Large number of subdirectories/files

We tried to make OpenKM as intuitive as possible, but an advice is always welcome.
Forum rules
Please, before asking something see the documentation wiki or use the search feature of the forum. And remember we don't have a crystal ball or mental readers, so if you post about an issue tell us which OpenKM are you using and also the browser and operating system version. For more info read How to Report Bugs Effectively.
Post Reply
ticl
Fresh Boarder
Fresh Boarder
Posts: 8
Joined: Wed Jan 06, 2010 1:39 pm

Large number of subdirectories/files

Post by ticl » Fri Jan 15, 2010 2:01 pm

I am planning to use OKM for storing large number of files (50mil+) in a bank. I would get roughly 5mil subdirectories under root (one directory for each customer), and an average of 5 files inside each directory (scanned customer files). Can OKM handle such archive? I am worried about the Taxonomy/FolderTree structure. If it tries to load the entire tree on startup, it would surely mess things up. Is it possible to get rid of the Taxonomy panel and create a small "Go to Folder" input box? What file system is recommended for storage? ZFS any good?

jllort
Moderator
Moderator
Posts: 10929
Joined: Fri Dec 21, 2007 11:23 am
Location: Sineu - ( Illes Balears ) - Spain
Contact:

Re: Large number of subdirectories/files

Post by jllort » Sat Jan 16, 2010 9:44 am

Hi,

Number of files is not a problem, 50K files are supported without problems to OpenKM, but you need some minimal hardware requirements, in this case I recomend increase memory to 4GB as minimum.

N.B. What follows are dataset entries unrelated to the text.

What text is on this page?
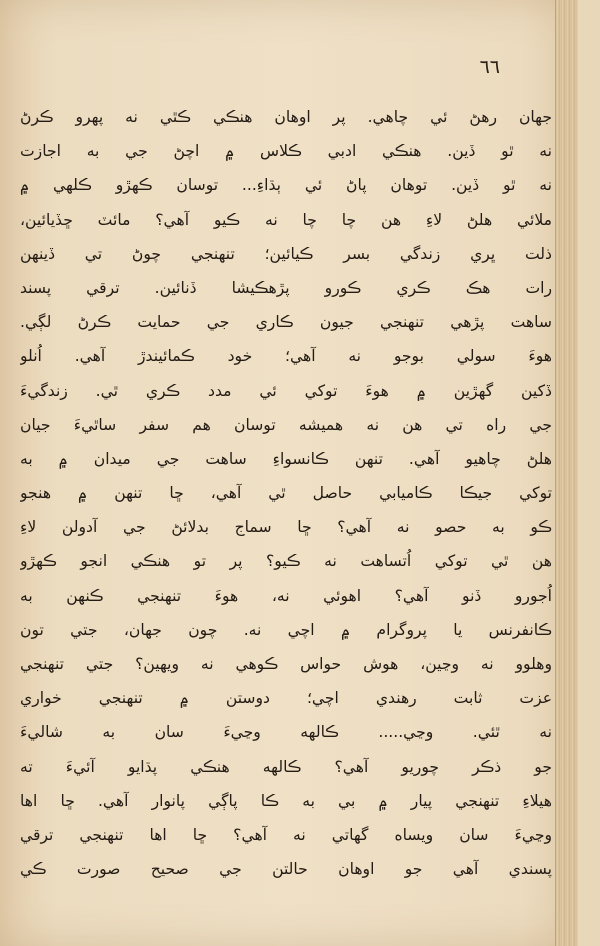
٦٦
جهان رهڻ ئي چاهي. پر اوهان هنڪي ڪٿي نه پهرو ڪرڻ
نه ٿو ڏين. هنڪي ادبي ڪلاس ۾ اچڻ جي به اجازت
نه ٿو ڏين. توهان پاڻ ئي ٻڌاءِ... توسان ڪهڙو ڪلهي ۾
ملائي هلڻ لاءِ هن چا چا نه ڪيو آهي؟ مائٽ ڇڏيائين،
ذلت ڀري زندگي بسر ڪيائين؛ تنهنجي چوڻ تي ڏينهن
رات هڪ ڪري ڪورو پڙهڪيشا ڏنائين. ترقي پسند
ساهت پڙهي تنهنجي جيون ڪاري جي حمايت ڪرڻ لڳي.
هوءَ سولي بوجو نه آهي؛ خود ڪمائيندڙ آهي. اُنلو
ڏکين گهڙين ۾ هوءَ توکي ئي مدد ڪري ٿي. زندگيءَ
جي راه تي هن نه هميشه توسان هم سفر ساٿيءَ جيان
هلڻ چاهيو آهي. تنهن ڪانسواءِ ساهت جي ميدان ۾ به
توکي جيڪا ڪاميابي حاصل ٿي آهي، ڇا تنهن ۾ هنجو
ڪو به حصو نه آهي؟ ڇا سماج بدلائڻ جي آدولن لاءِ
هن ٿي توکي اُتساهت نه ڪيو؟ پر تو هنڪي انجو ڪهڙو
اُجورو ڏنو آهي؟ اهوئي نه، هوءَ تنهنجي ڪنهن به
ڪانفرنس يا پروگرام ۾ اچي نه. چون جهان، جتي تون
وهلوو نه وڃين، هوش حواس ڪوهي نه ويهين؟ جتي تنهنجي
عزت ثابت رهندي اچي؛ دوستن ۾ تنهنجي خواري
نه ٿئي. وڃي..... ڪالهه وڃيءَ سان به شاليءَ
جو ذڪر چوريو آهي؟ ڪالهه هنڪي پڌايو آئيءَ ته
هيلاءِ تنهنجي پيار ۾ بي به ڪا پاڳي پانوار آهي. ڇا اها
وڃيءَ سان ويساه گهاتي نه آهي؟ ڇا اها تنهنجي ترقي
پسندي آهي جو اوهان حالتن جي صحيح صورت ڪي
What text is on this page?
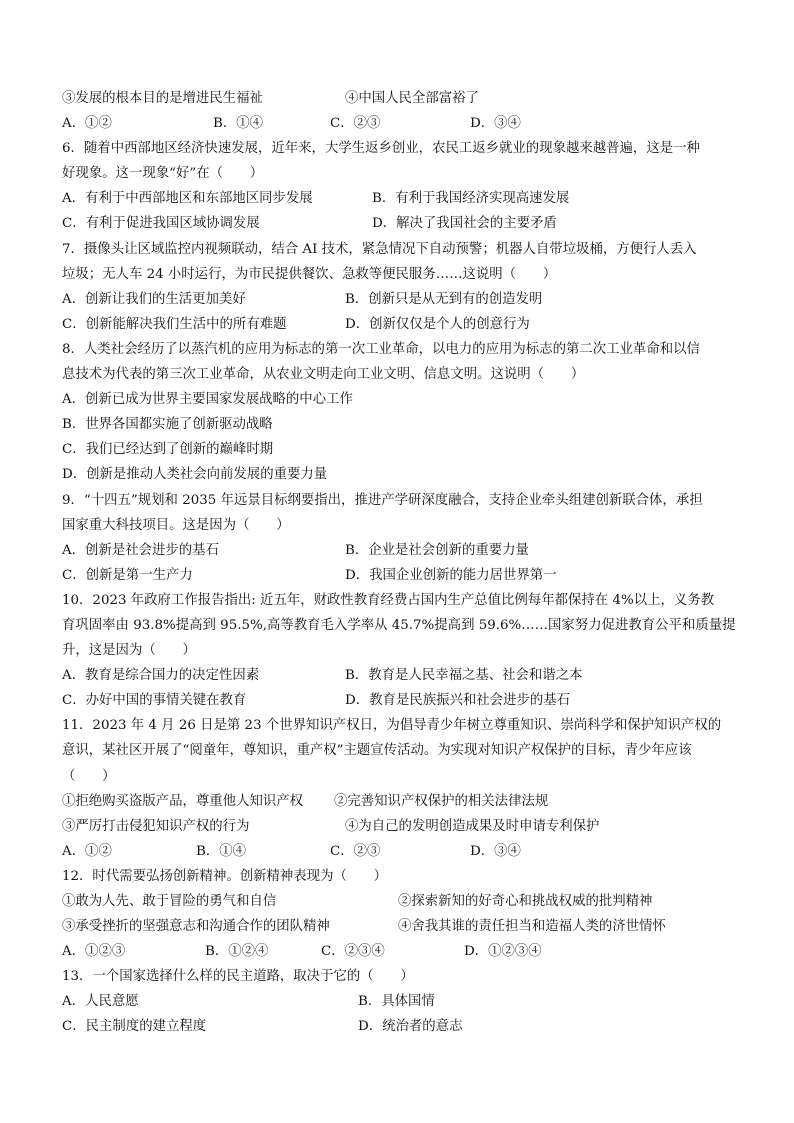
③发展的根本目的是增进民生福祉	④中国人民全部富裕了
A．①②	B．①④	C．②③	D．③④
6．随着中西部地区经济快速发展，近年来，大学生返乡创业，农民工返乡就业的现象越来越普遍，这是一种
好现象。这一现象“好”在（　　）
A．有利于中西部地区和东部地区同步发展	B．有利于我国经济实现高速发展
C．有利于促进我国区域协调发展	D．解决了我国社会的主要矛盾
7．摄像头让区域监控内视频联动，结合 AI 技术，紧急情况下自动预警；机器人自带垃圾桶，方便行人丢入
垃圾；无人车 24 小时运行，为市民提供餐饮、急救等便民服务……这说明（　　）
A．创新让我们的生活更加美好	B．创新只是从无到有的创造发明
C．创新能解决我们生活中的所有难题	D．创新仅仅是个人的创意行为
8．人类社会经历了以蒸汽机的应用为标志的第一次工业革命，以电力的应用为标志的第二次工业革命和以信
息技术为代表的第三次工业革命，从农业文明走向工业文明、信息文明。这说明（　　）
A．创新已成为世界主要国家发展战略的中心工作
B．世界各国都实施了创新驱动战略
C．我们已经达到了创新的巅峰时期
D．创新是推动人类社会向前发展的重要力量
9．“十四五”规划和 2035 年远景目标纲要指出，推进产学研深度融合，支持企业牵头组建创新联合体，承担
国家重大科技项目。这是因为（　　）
A．创新是社会进步的基石	B．企业是社会创新的重要力量
C．创新是第一生产力	D．我国企业创新的能力居世界第一
10．2023 年政府工作报告指出: 近五年，财政性教育经费占国内生产总值比例每年都保持在 4%以上，义务教
育巩固率由 93.8%提高到 95.5%,高等教育毛入学率从 45.7%提高到 59.6%……国家努力促进教育公平和质量提
升，这是因为（　　）
A．教育是综合国力的决定性因素	B．教育是人民幸福之基、社会和谐之本
C．办好中国的事情关键在教育	D．教育是民族振兴和社会进步的基石
11．2023 年 4 月 26 日是第 23 个世界知识产权日，为倡导青少年树立尊重知识、崇尚科学和保护知识产权的
意识，某社区开展了“阅童年，尊知识，重产权”主题宣传活动。为实现对知识产权保护的目标，青少年应该
（　　）
①拒绝购买盗版产品，尊重他人知识产权 ②完善知识产权保护的相关法律法规
③严厉打击侵犯知识产权的行为	④为自己的发明创造成果及时申请专利保护
A．①②	B．①④	C．②③	D．③④
12．时代需要弘扬创新精神。创新精神表现为（　　）
①敢为人先、敢于冒险的勇气和自信	②探索新知的好奇心和挑战权威的批判精神
③承受挫折的坚强意志和沟通合作的团队精神	④舍我其谁的责任担当和造福人类的济世情怀
A．①②③	B．①②④	C．②③④	D．①②③④
13．一个国家选择什么样的民主道路，取决于它的（　　）
A．人民意愿	B．具体国情
C．民主制度的建立程度	D．统治者的意志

You've got a problem :) 5k folders on taxonomy in not a problem to internal structure but really it's a problem for browser, here it'll must be done some changes in code to adapt to your needs, really could be simply. Contact with us using contact form and we can talk about the modifications you need ( I think in one week it can be done, but we'll must talk more about your installation ).

Petr_Valenta
Senior Boarder
Senior Boarder
Posts: 47
Joined: Mon Mar 06, 2017 9:10 am

Re: Large number of subdirectories/files

Post by Petr_Valenta » Wed Oct 25, 2017 6:49 am

Hello

We have the same problem. We have folders organized by the first letter of the surname and named A,B, ... and each of sub-folders has its name starting with the surname and followed by the first name and some additional ID.

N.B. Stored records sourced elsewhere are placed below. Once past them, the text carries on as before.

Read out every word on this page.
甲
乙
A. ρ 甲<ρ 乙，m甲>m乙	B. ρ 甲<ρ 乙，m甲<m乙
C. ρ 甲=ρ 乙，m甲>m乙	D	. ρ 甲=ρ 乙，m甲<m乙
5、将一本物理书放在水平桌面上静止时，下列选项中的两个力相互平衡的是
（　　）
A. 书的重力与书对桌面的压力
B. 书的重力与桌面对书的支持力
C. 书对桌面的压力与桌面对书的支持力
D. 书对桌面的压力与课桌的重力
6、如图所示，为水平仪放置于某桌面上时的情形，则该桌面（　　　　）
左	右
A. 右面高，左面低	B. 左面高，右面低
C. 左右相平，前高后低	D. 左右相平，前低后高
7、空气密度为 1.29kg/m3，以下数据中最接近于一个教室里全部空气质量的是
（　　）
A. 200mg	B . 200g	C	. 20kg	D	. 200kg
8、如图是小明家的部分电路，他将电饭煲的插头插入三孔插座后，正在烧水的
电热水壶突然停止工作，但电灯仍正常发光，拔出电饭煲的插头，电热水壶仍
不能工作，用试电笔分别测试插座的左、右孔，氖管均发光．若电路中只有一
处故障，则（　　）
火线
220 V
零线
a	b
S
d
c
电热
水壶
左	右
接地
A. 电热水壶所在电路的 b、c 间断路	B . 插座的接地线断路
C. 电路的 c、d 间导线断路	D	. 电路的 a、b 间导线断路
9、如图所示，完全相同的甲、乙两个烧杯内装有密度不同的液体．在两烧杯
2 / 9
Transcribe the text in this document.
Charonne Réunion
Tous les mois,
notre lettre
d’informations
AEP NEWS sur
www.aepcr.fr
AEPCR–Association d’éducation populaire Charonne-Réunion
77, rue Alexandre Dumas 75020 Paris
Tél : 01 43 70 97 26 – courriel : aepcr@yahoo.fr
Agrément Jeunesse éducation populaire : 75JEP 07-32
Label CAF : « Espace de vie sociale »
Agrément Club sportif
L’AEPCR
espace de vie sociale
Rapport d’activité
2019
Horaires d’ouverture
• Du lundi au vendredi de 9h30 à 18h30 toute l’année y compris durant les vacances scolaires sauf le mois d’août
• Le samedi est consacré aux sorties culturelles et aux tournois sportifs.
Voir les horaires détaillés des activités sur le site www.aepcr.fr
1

The pagination has solved the "content" view, but reading on the folder tree takes too much time displaying "Updating folder tree" (approx. 1 minute for 6k of subfolders).

Could you please provide me with some advice?

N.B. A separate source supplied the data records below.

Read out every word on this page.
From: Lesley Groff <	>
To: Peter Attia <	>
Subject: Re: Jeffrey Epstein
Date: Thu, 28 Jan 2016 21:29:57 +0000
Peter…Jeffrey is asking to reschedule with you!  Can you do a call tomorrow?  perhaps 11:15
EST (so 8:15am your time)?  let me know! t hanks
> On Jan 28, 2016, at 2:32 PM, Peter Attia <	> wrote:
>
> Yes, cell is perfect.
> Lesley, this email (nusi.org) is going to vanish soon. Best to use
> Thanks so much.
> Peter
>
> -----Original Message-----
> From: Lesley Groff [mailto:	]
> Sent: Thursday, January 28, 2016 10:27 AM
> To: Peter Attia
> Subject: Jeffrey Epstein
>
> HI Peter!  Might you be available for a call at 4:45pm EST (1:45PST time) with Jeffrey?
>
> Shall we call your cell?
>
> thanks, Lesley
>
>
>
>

Thank you very much in advance

Petr Valenta

Server:
VMWare 12 Pro
Memory 16 GB
1 proc - 4 cores
Centos 7 Server
PostgreSQL 9.2.18
OpenKM Community 6.3.4

jllort
Moderator
Moderator
Posts: 10929
Joined: Fri Dec 21, 2007 11:23 am
Location: Sineu - ( Illes Balears ) - Spain
Contact:

Re: Large number of subdirectories/files

Post by jllort » Fri Oct 27, 2017 7:20 am

There's no way for rendering more quickly 6000 folders in the tree. The only solution is not having so much subfolders, basically changing the logic for what you have created the taxonomy, you must distribute these 6000 folders in other additional level ( for good performance should have 100-200 subfolders, 1000 folders is the limit when things are going crearly starting going wrong ).

The reasons ? well time for retrieving all data ( is not the biggest problem and you could activate database cache etc... ) and browser rendering time ( here there's the big problem what can not be solved from server hardware, increase the performance of desktop computer might help something but usually is not a solution ).

Note: You are using the application in wrong way for solving your problem.

Petr_Valenta
Senior Boarder
Senior Boarder
Posts: 47
Joined: Mon Mar 06, 2017 9:10 am

Re: Large number of subdirectories/files

Post by Petr_Valenta » Mon Oct 30, 2017 7:15 am

Sorry, I cannot accept your note that I am using your application in the wrong way. The client wants to see the first letter of the surname of his clients in the first level, then combination Surname+Firstname in the second level. Please could you give me some advice how to satisfy his requirement in some other way?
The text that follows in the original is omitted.